Planet of the Eyes is a platformer-adventure game in which players explore a strange planet after crash landing onto the surface. There are dangerous creatures ready to lash out should you step even one inch into their territory, and there are architectural ruins interspersed with natural landscapes consisting of strange plants and molten lava. Basically, this planet could kill you at any moment. Beyond a gorgeous color pallet of pastels, the game has heart at its center—and a cute robot.
For the most part, I am a PC gamer, yet I recently got back into the console scene after E3 2016. I’m still hesitant to play certain types of games with a controller because I’m trying to get comfortable with a controller all over again, but Planet of the Eyes is definitely smoother to play on console than PC controls-wise.
With that in mind, the game is simple in the way of controls—right, left, jump, and grab are all the movements you can make—yet utilizes the element of timing well. Sliding down hills, jumping across ravines, and climbing ladders is as easy and as fluid as a platformer can get, but you’ll encounter a few monsters that will test your ingenuity: giant beetles, mutant spiders, scary sea creatures—you know, the usual assortment of murderous wildlife you find on strange planets. The terrain is a breeze to navigate if you take a few moments to look at your surroundings. There are some interactive objects that blend into the scenery, so hopefully your detective skills are on point, otherwise you might miss them.
All of these thing are seamlessly incorporated into Planet of the Eyes as environmental puzzles. Most of them require a little thought and exploration, but they are all easy to solve. When you do make a mistake, death is instant, but you respawn quickly, sometimes just a few steps behind from where you took a fatal plunge or were chewed to bits by a giant beetle. Overall, there is a nice variety to the puzzles, and the game does a great job of making sure none feel repetitive, but what often seems like a simple solution won’t be if you try to speed through the brutal environment. Patience is key.

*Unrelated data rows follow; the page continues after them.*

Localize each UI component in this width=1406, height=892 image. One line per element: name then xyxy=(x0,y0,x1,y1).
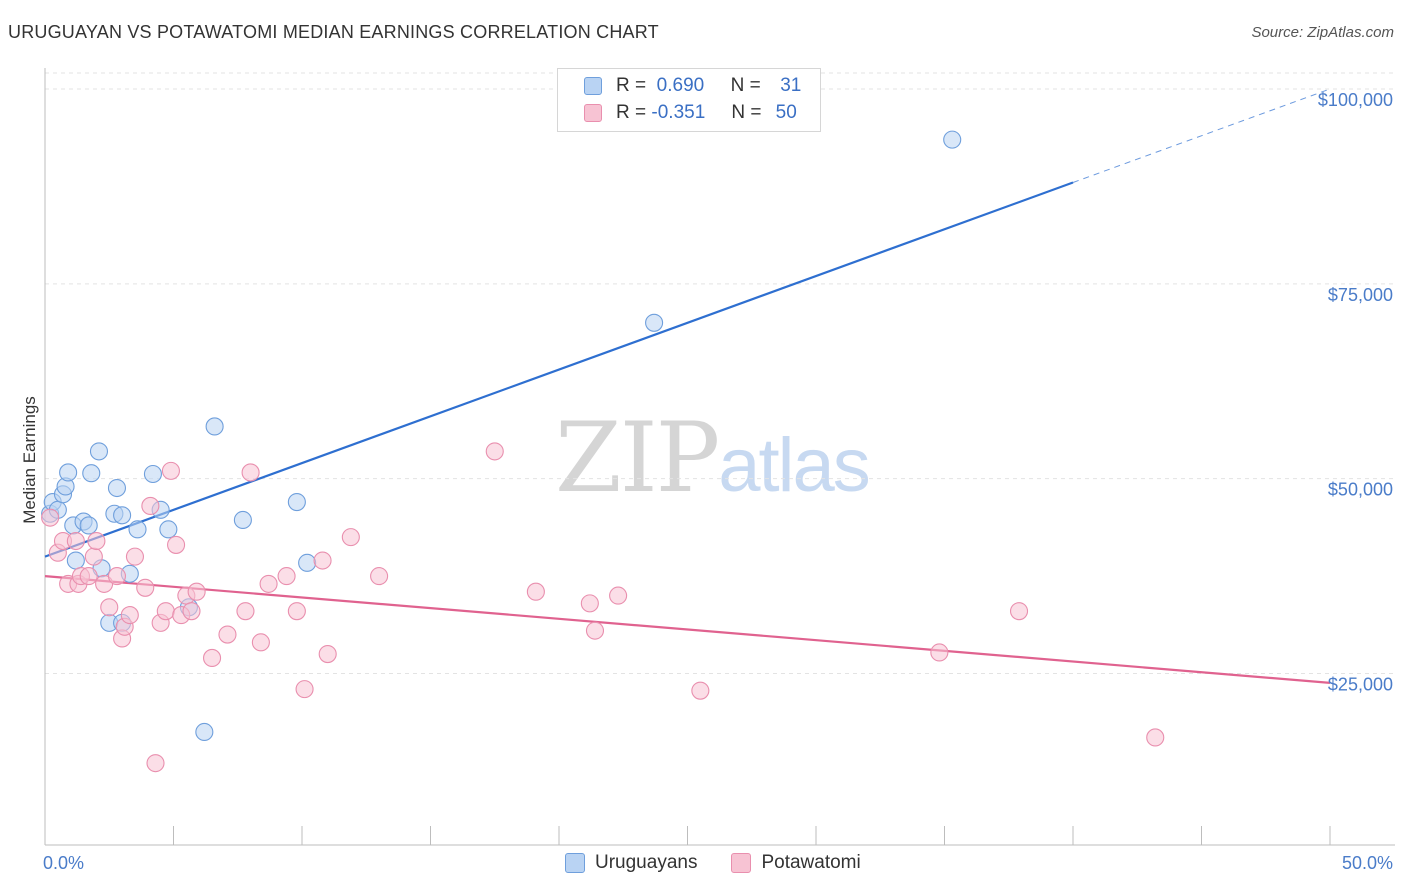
potawatomi-point xyxy=(313,551,332,570)
series-swatch-blue xyxy=(565,853,585,873)
potawatomi-point xyxy=(141,496,160,516)
potawatomi-point xyxy=(100,598,119,617)
potawatomi-point xyxy=(318,644,337,664)
legend-r-value: 0.690 xyxy=(656,75,705,96)
potawatomi-point xyxy=(79,567,98,586)
potawatomi-point xyxy=(287,602,306,621)
potawatomi-point xyxy=(136,578,155,597)
legend-n-label: N = xyxy=(731,102,762,123)
y-tick-label: $25,000 xyxy=(1328,675,1393,695)
uruguayan-point xyxy=(233,510,252,530)
legend-n-value: 31 xyxy=(780,75,802,96)
x-tick-label-min: 0.0% xyxy=(43,853,84,873)
potawatomi-point xyxy=(120,606,139,625)
potawatomi-point xyxy=(609,586,628,605)
potawatomi-point xyxy=(146,754,165,773)
x-tick-label-max: 50.0% xyxy=(1342,853,1393,873)
potawatomi-point xyxy=(691,681,710,700)
legend-swatch-pink xyxy=(584,104,602,122)
y-tick-label: $50,000 xyxy=(1328,480,1393,500)
y-axis-label: Median Earnings xyxy=(20,396,39,524)
potawatomi-trend-line xyxy=(44,575,1331,684)
potawatomi-point xyxy=(218,625,237,644)
uruguayan-point xyxy=(143,464,162,484)
series-label-uruguayans: Uruguayans xyxy=(595,852,698,873)
legend-n-label: N = xyxy=(730,75,761,96)
potawatomi-point xyxy=(182,602,201,621)
potawatomi-point xyxy=(41,508,60,527)
watermark: ZIPatlas xyxy=(555,402,871,514)
potawatomi-point xyxy=(241,463,260,482)
potawatomi-point xyxy=(341,528,360,547)
potawatomi-point xyxy=(259,574,278,593)
potawatomi-point xyxy=(87,531,106,551)
uruguayan-point xyxy=(298,553,317,572)
uruguayan-point xyxy=(107,478,127,498)
watermark-atlas: atlas xyxy=(718,423,871,508)
potawatomi-point xyxy=(580,594,599,613)
potawatomi-point xyxy=(485,442,504,461)
series-legend-potawatomi: Potawatomi xyxy=(731,852,861,874)
axis-labels: $25,000 $50,000 $75,000 $100,000 0.0% 50.0% Me… xyxy=(20,90,1393,873)
uruguayan-point xyxy=(128,520,147,539)
uruguayan-point xyxy=(59,463,78,482)
potawatomi-point xyxy=(187,582,206,601)
uruguayan-point xyxy=(943,130,962,149)
legend-n-value: 50 xyxy=(775,102,797,123)
potawatomi-point xyxy=(107,567,127,586)
grid-lines xyxy=(45,72,1395,675)
legend-swatch-blue xyxy=(584,77,602,95)
potawatomi-point xyxy=(167,535,186,554)
series-swatch-pink xyxy=(731,853,752,873)
legend-r-value: -0.351 xyxy=(651,102,706,123)
watermark-zip: ZIP xyxy=(555,402,720,514)
potawatomi-point xyxy=(66,531,85,551)
potawatomi-point xyxy=(156,602,175,621)
uruguayan-point xyxy=(195,722,214,742)
uruguayan-trend-extension xyxy=(1072,88,1331,183)
uruguayan-point xyxy=(645,313,664,332)
uruguayan-point xyxy=(159,520,178,539)
trend-lines xyxy=(44,88,1331,684)
uruguayan-point xyxy=(66,551,85,570)
potawatomi-point xyxy=(161,461,180,480)
potawatomi-point xyxy=(585,621,605,640)
potawatomi-point xyxy=(125,547,144,566)
uruguayan-trend-line xyxy=(44,181,1074,558)
potawatomi-point xyxy=(203,648,222,667)
correlation-legend: R = 0.690 N = 31 R = -0.351 N = 50 xyxy=(557,68,821,132)
uruguayan-point xyxy=(79,516,98,535)
axes xyxy=(44,68,1395,846)
y-tick-label: $75,000 xyxy=(1328,285,1393,305)
legend-row-uruguayans: R = 0.690 N = 31 xyxy=(584,73,801,99)
uruguayan-point xyxy=(113,506,132,525)
potawatomi-point xyxy=(370,567,389,586)
uruguayan-point xyxy=(205,417,224,436)
potawatomi-point xyxy=(236,602,255,621)
legend-r-label: R = xyxy=(616,75,647,96)
potawatomi-point xyxy=(1146,728,1165,747)
uruguayan-point xyxy=(89,442,109,461)
y-tick-label: $100,000 xyxy=(1318,90,1393,110)
potawatomi-point xyxy=(277,567,296,586)
series-legend: Uruguayans Potawatomi xyxy=(565,852,895,874)
potawatomi-point xyxy=(930,643,949,662)
uruguayan-point xyxy=(287,493,306,512)
uruguayan-point xyxy=(82,464,101,483)
data-points xyxy=(41,130,1165,773)
chart-title: URUGUAYAN VS POTAWATOMI MEDIAN EARNINGS … xyxy=(8,22,659,42)
legend-r-label: R = xyxy=(616,102,647,123)
series-legend-uruguayans: Uruguayans xyxy=(565,852,697,874)
potawatomi-point xyxy=(1009,602,1029,621)
source-label: Source: ZipAtlas.com xyxy=(1251,24,1394,41)
potawatomi-point xyxy=(84,547,103,566)
series-label-potawatomi: Potawatomi xyxy=(761,852,861,873)
legend-row-potawatomi: R = -0.351 N = 50 xyxy=(584,100,797,126)
potawatomi-point xyxy=(295,680,314,699)
potawatomi-point xyxy=(526,582,545,601)
potawatomi-point xyxy=(251,633,270,652)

Scattered throughout the game are cassette tapes that tell the story piece by piece—which is an odd juxtaposition in itself, considering the higher forms of technology that make up the game. None are hidden or stowed away in secret places; you’ll come across from them every so often along your journey. There’s a surprising amount of backstory in these tapes, each one gradually giving more insight into how and why you ended up on this planet. For such a short game—around the hour mark—there is a good amount of depth to the story, and enough context revealed evenly throughout the game to keep you interested. It’s mysterious enough, but not for the sake of being mysterious. The narration is soothing, and the admiration the man has for the little robot that you control comes through loud and clear.
However, because Planet of the Eyes’ total playtime is so short, there are a lot of unanswered questions. You won’t have a full understanding of the events that took place prior to the beginning scene of the game, so you’re left to fill in the blanks. The game is held together by its narrative, which adds a needed extra layer of complexity, yet there is so much unexplored depth to the story—mainly surrounding the relationship the creator has formed with the robot, and how these robots fit into the world where they come from.
In all, Planet of the Eyes is by all accounts a carefully crafted game. It’s clear that the developers put a lot of time and thought into everything from the art, to the narration, to the gameplay. But its greatest shortcoming is that it’s not a longer game. The game provides a satisfying experience overall, but not the emotional resonance. At the same time, however, there is beauty in its subtle narrative. How you feel about the game will come down to this: if you are a novel-person or a short story-person.